A Cost-Benefit Analysis Of Cheap Fame

Ask Tom the economist whose favourite three bands are The Beatles, Pink Floyd and Radiohead whether he likes manufactured pop music and with his artistic hat on he’ll probably say no. Ask him whether he likes manufactured pop in terms of what’s good for society and with his economist hat on he may well say yes.

What’s the difference between the two evaluations? The answer is that one is a subjective personal argument and the other is an objective economic argument. As a credible music lover, Tom possibly sees the likes of Westlife and Boyzone (or whoever the modern day equivalents are) as lacking musical credibility, complicit in cultural degradation and producing faux-icons that are unworthy of adulation.

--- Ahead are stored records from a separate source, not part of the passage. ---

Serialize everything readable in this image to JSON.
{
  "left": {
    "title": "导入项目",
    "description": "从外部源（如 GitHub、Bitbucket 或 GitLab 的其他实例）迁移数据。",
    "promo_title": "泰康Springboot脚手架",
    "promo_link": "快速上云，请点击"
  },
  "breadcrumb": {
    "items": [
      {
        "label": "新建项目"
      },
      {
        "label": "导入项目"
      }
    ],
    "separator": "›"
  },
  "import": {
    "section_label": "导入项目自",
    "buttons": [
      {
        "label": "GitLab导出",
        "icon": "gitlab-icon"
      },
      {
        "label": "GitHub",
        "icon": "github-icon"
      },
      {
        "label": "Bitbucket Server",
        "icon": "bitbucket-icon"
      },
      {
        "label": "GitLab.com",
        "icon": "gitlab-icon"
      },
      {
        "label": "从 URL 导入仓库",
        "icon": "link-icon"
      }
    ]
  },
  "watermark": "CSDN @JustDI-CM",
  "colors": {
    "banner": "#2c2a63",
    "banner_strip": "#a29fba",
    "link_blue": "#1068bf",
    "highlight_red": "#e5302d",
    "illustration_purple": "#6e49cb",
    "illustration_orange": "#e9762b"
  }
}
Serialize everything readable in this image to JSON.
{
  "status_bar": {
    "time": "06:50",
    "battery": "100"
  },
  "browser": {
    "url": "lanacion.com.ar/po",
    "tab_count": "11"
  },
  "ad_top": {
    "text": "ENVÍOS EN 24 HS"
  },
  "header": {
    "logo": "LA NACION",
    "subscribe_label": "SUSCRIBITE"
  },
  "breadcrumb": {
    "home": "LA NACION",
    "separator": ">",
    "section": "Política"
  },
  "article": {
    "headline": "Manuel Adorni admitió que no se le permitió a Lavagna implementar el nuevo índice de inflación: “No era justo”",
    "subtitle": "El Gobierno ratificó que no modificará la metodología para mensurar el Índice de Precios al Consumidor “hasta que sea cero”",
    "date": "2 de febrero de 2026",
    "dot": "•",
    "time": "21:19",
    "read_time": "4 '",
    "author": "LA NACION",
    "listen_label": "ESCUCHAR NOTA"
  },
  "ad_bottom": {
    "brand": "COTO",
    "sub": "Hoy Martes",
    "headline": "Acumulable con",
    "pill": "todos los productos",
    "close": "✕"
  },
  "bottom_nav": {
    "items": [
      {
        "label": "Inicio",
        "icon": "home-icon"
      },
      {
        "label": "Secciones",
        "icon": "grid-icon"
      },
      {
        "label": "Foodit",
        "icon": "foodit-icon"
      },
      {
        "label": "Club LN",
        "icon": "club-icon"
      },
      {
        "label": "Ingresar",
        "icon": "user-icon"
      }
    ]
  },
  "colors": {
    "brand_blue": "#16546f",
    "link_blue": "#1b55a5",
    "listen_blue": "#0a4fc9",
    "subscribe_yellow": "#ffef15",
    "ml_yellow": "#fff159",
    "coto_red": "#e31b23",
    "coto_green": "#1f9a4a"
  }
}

As a credible economist, he understands that lots of people are willing to spend money listening to manufactured pop. The economist is generally less bothered about whether someone is right or wrong, wise or unwise to like something – he or she is primarily concerned about market signals that convey information about people’s wants, needs and preferences.

To put it another way, what is being considered is whether the market for fame (like the market for laptops, beds and cars) is succeeding or failing. Save for price controls and government interference, nobody questions whether the market for laptops, beds and cars is failing, because we don’t wonder if we’re getting the wrong kinds of products. Yet with celebrities we do – we find ourselves wondering whether famous music stars are credible songwriters or artificially manufactured bubble gum pop stars, and whether the latter has any artistic validity.

It’s here that economics explains why by and large we have the right number of all kinds of celebrity too, at least in terms of what people perceive to be socially valuable. It’s easy to be critical of people who look at the benefits of the minimum wage, rent controls and import tariffs and stay blind to all the costs. Therefore we should do the same with celebrities; that is, identify the costs, but also realise the benefits too, even if they are not our own personal benefits. Because, you see, a big part of doing economics well is about perceiving the benefits to others that are not immediate to ourselves.

One obvious criticism of the present day celebrity culture is that fame is cheap and that there are a plethora of celebs competing for attention in an excessive pool. But equally, one benefit of fame being cheap is that society has more celebrities and entertainment for less money. For people that like inexpensive and accessible entertainment, the celebrity world is a bit like discovering a bargain bucket that contains some treats you end up liking but didn’t know you would. On top of that, the associative products that are concomitant with the marketing of celebrity – everything from TVs, CD’s, DVDs, audio-visual equipment, websites, fashion, shows, critics, advertisers, promoters and agents - share in the value of celebrity markets.

Another societal benefit that the celebrity culture engenders, as with all kinds of art and expression, is the way it brings people together for topics of conversation, mutual appreciation, and fashion influences. And given that fame brings valuable diversity to society, there is going to be beneficial cooperation from a wide range of people, where if value isn’t created they could no longer earn a living. In other words, if the world of celebrity gives people something they desire more than the money then it shows that consumer surplus is occurring.

What you have to consider is that when you walk into Waterstones, or log on to Amazon, the products competing for your attention are there at the expense of other products that could be competing for your attention. This means that in commercial terms a lot of people think this stuff is worth your while purchasing, which piques our interest to consider that, say, out of all the new books in the ‘out now’ section, there might well be something we’ll like.

The same is true of celebrities paid handsomely to endorse products – it’s a marketing trick to convey the following message: look, we’re sure you’re not convinced that this celebrity really loves the product, but if we’re willing to pay him or her all the money to say they do we must have confidence many of you will like it. On balance, the benefits of cheap fame probably outweigh the costs.